- Original film poster
- Directed by: William Beaudine
- Written by: Martin Mooney (story & screenplay)
- Produced by: Jed Buell
- Starring: Forrest Tucker; Carol Hughes; Evelyn Brent;
- Cinematography: Jack Greenhalgh
- Edited by: Robert O. Crandall
- Music by: Lew Porter
- Production company: Producers Releasing Corporation
- Distributed by: Producers Releasing Corporation
- Release date: May 9, 1941;
- Running time: 64 minutes
- Country: United States
- Language: English

= Emergency Landing (1941 film) =

1941 film by William Beaudine

Emergency Landing (a.k.a. Robot Pilot) is a 1941 American aviation spy-fi romantic screwball comedy film directed by William Beaudine. The film stars Forrest Tucker in his second film and in his first leading role with co-stars Carol Hughes and Evelyn Brent. Emergency Landing features much-mismatched stock footage of various types of aircraft.

==Plot==
Arizona inventor "Doc" Williams (Emmett Vogan) has invented a wireless remote control that can pilot an aircraft. Despite his efforts and those of his friend, pilot Jerry Barton (Forrest Tucker), they can not interest anyone in the invention. Barton has found a job as a test pilot for a millionaire named George Lambert (William Halligan) with his own aircraft company. When Doc brings a model of his invention, the two send their model aircraft to buzz Lambert on the golf course. Lambert is fascinated and arranges a test, but his daughter Betty is not, especially when the model lands in a puddle and drenches her.

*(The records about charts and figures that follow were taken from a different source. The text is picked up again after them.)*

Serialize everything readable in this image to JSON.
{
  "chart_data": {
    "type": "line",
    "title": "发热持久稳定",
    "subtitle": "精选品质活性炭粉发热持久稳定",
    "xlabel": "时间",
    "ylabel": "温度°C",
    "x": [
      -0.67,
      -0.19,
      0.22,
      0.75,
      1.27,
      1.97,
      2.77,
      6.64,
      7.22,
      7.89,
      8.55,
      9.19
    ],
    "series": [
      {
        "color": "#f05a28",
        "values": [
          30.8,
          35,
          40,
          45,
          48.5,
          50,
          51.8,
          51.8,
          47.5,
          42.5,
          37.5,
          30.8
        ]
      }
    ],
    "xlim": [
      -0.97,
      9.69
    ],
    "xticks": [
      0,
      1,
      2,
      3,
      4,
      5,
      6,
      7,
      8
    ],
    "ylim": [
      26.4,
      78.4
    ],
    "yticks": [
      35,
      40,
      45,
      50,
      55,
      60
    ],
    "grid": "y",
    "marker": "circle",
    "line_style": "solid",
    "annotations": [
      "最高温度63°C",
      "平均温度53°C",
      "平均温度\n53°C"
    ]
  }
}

When the time comes for a test of the device installed in a real aircraft, Jerry takes the aircraft up and switches to a remote control. United States Army Air Forces observers are skeptical that Jerry is flying the aircraft himself so Jerry parachutes out of the aircraft. The device, however, is not perfected and the aircraft crashes. The event is observed by foreign agents working undercover at Lambert Aircraft. Doc and Jerry return in failure to Arizona to perfect the device.

At the same time Betty announces she wishes to go to Hollywood, with her Aunt Maude. When their vehicle runs out of gas near Indian Springs, Arizona, the girls decide to steal fuel from an airport beacon but are caught by Jerry who tows their car to Doc's house. As Jerry is a local Federal Aviation Administration official, he has the authority to arrest the girls until Judge Gildersleeve comes. The girls hear tales of his imaginary severe sentences. Jerry telegraphs George Lambert about what they have done and asks his permission to teach the haughty Betty a lesson. The girls have to do housework but Maude later overhears the boys' scheme and wins them over by saying it is a great idea as Betty, spoiled since childhood, needs a comeuppance.

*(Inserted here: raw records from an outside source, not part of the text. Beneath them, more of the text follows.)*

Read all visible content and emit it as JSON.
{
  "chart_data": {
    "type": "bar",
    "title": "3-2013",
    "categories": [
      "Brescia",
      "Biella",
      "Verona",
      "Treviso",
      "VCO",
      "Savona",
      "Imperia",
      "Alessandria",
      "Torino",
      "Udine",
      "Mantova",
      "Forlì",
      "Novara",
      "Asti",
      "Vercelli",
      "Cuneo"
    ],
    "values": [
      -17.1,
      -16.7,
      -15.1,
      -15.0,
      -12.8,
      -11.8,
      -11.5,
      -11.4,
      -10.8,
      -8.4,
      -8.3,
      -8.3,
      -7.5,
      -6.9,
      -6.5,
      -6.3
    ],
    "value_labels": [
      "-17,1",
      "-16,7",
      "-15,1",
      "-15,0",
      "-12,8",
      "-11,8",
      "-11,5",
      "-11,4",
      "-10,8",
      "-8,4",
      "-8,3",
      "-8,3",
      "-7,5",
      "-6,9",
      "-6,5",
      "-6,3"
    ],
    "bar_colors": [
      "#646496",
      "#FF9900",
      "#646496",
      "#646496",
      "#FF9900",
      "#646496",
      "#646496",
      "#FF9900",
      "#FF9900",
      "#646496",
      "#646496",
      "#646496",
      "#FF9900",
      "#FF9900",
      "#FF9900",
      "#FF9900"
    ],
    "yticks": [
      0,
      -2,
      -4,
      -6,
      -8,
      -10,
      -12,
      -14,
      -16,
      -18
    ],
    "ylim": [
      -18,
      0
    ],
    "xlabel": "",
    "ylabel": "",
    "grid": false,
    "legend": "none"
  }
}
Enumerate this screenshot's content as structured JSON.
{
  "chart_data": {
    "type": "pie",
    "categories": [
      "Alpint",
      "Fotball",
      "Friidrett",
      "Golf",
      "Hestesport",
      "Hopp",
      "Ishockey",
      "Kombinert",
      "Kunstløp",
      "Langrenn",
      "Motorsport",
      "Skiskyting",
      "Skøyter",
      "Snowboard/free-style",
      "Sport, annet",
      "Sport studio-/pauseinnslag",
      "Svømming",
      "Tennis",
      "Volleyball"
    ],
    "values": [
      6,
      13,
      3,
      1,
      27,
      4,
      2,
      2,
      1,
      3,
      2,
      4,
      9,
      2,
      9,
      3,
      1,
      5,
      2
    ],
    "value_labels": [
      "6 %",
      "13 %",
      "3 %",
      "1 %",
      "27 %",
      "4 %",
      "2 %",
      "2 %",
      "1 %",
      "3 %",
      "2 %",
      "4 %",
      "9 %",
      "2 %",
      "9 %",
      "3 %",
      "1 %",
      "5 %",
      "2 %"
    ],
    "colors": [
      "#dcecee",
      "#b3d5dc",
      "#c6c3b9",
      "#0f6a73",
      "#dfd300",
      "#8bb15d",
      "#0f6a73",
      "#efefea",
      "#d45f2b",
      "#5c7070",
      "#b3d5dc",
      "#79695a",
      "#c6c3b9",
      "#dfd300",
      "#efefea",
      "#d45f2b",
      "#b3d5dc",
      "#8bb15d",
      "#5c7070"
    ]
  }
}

Meanwhile, the two enemy agents hijack a new Lambert-designed bomber being tested at Lambert Field. When the bomber crashes nearby with one agent (I. Stanford Jolley) surviving, he makes his way to Doc and Jerry's house, pretending he has been in an automobile accident. When Doc and Jerry learn the truth, the agent hijacks Doc's aircraft with the two girls as hostages. Doc's aircraft, however, has the remote control device installed that now works and Doc and Jerry are able to land the aircraft and capture the agent. The real Judge Gildersleeve (Billy Curtis), a midget, appears and fines the girls.

==Cast==

- Forrest Tucker as Jerry Barton
- Carol Hughes as Betty Lambert
- Evelyn Brent as Maude Marshall
- Emmett Vogan as "Doc" Williams
- William Halligan as George B. Lambert
- George Sherwood as Jones
- Joaquin Edwards as Pedro
- I. Stanford Jolley as Karl
- Stanley Price as Otto
- Jack Lescoulie as Captain North
- Paul Scott as Colonel Lemon
- Billy Curtis as Judge Gildersleeve

==Production==

A Lockheed Model 14 Super Electra stood in for the "Lambert Bomber X291" in Emergency Landing.

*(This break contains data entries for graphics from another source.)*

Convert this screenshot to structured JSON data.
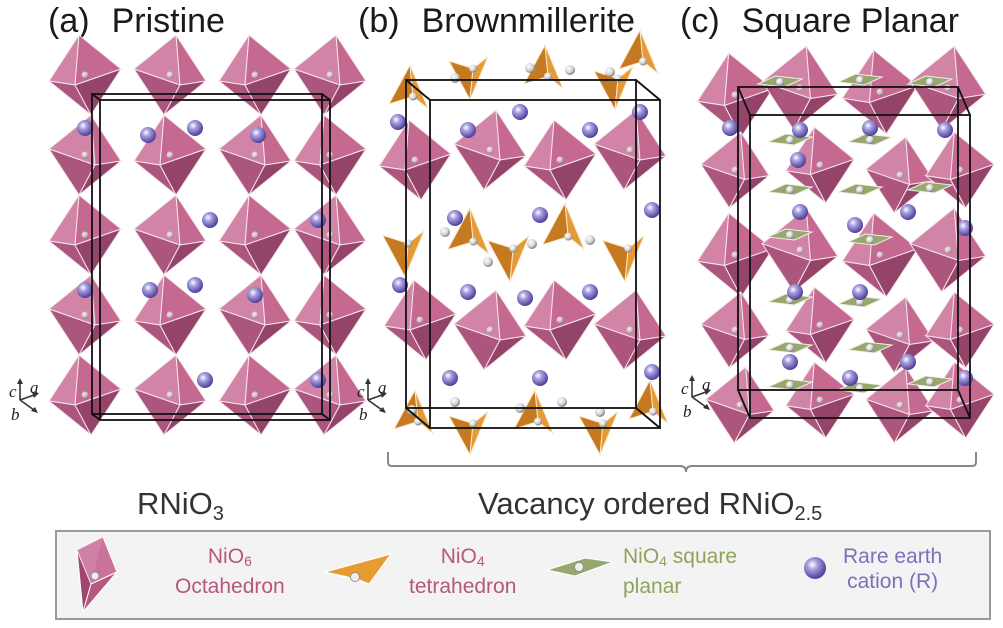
{
  "panels": [
    {
      "label": "(a)",
      "title": "Pristine"
    },
    {
      "label": "(b)",
      "title": "Brownmillerite"
    },
    {
      "label": "(c)",
      "title": "Square Planar"
    }
  ],
  "formulas": {
    "pristine": {
      "base": "RNiO",
      "sub": "3"
    },
    "vacancy": {
      "base": "Vacancy ordered RNiO",
      "sub": "2.5"
    }
  },
  "axes": {
    "c": "c",
    "a": "a",
    "b": "b"
  },
  "legend": [
    {
      "line1": "NiO",
      "sub": "6",
      "line1_after": "",
      "line2": "Octahedron",
      "color": "#b5577e",
      "icon": "octahedron-icon"
    },
    {
      "line1": "NiO",
      "sub": "4",
      "line1_after": "",
      "line2": "tetrahedron",
      "color": "#b5577e",
      "icon": "tetrahedron-icon"
    },
    {
      "line1": "NiO",
      "sub": "4",
      "line1_after": " square",
      "line2": "planar",
      "color": "#8ea35a",
      "icon": "square-planar-icon"
    },
    {
      "line1": "Rare earth",
      "sub": "",
      "line1_after": "",
      "line2": "cation (R)",
      "color": "#7f6fba",
      "icon": "rare-earth-sphere-icon"
    }
  ],
  "colors": {
    "octahedron": "#c2628c",
    "octahedron_dark": "#8f3b62",
    "tetrahedron": "#e69a35",
    "square_planar": "#96a870",
    "cation": "#8a7fd0",
    "oxygen": "#e0e0e0"
  }
}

Principal photography for Emergency Landing took place from late March to early April 1941. After a stint in Great Britain, director William "One Shot" Beaudine returned to America in 1937 but had trouble re-establishing himself at the major studios. After working at Warner Brothers, Beaudine found work on Poverty Row, working for studios specializing in low-budget films, such as Monogram Pictures and Producers Releasing Corporation. Beaudine became a specialist in comedies, thrillers and melodramas making dozens for these studios. By the 1940s, Beaudine had a reputation for being a resourceful, no-nonsense director who could make feature films in a matter of days, sometimes as few as five.

==Reception==
Shortly after release, Emergency Landing was re-titled Robot Pilot. Merely a B film, Variety felt the film's major asset was "sex appeal".